[364]. Four-and-thirty closely printed pages in the Bohn ed.
[366]. Yet there are curious lapses even here. Take the extreme example, Alice Fell, of whom even her author was half-ashamed as mean and homely. How about “fierce career,” and “smitten with a startling sound,” and the inversion of “Proud creature was she”?
[367]. My friend Prof. Raleigh, in his brilliant and (for that word hath something derogated) really critical study of Wordsworth (London, 1903), is of a different opinion: but I hold my own. And I do not enter into controversy on the point, because I have nothing to add to the text, written before Prof. Raleigh’s book appeared.
[368]. I am well acquainted with the glosses on this famous phrase.
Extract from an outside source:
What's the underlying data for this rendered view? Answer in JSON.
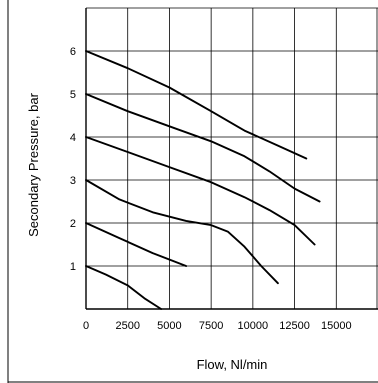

[369]. “Concluding” in strictness they are not; for Coleridge, in one of his whims, chose to transfer Satyrane’s Letters from The Friend to be a sort of coda to the Biographia, tipped it with the rather brutish sting of the Critique on Bertram, and attempted Versöhnung with a mystical peroration. But the thing really and logically ends with the words “Betty Foy,” sub fin., chap. xxi.
[370]. He somewhere sighs for Southey’s command of terse crisp sentences, and compares his own to “Surinam toads with young ones sprouting and hanging about them as they go.”
[371]. An agreeable American critic, Miss Agnes Repplier, once remarked that Coleridge must have been “a very beatable child.” This beatability continued till his death: you can only worship him in the spirit of the Portuguese sailor towards his saints.
[372]. Mrs General Baynes of the Honourable Mrs Boldero in The Adventures of Philip, chap. xx.
[373]. Mr Dykes Campbell (whose threading of the maze and piecing of the ends of Coleridgiana is a standing marvel) thought, or seemed to think, that the Introduction grew into the Biographia itself.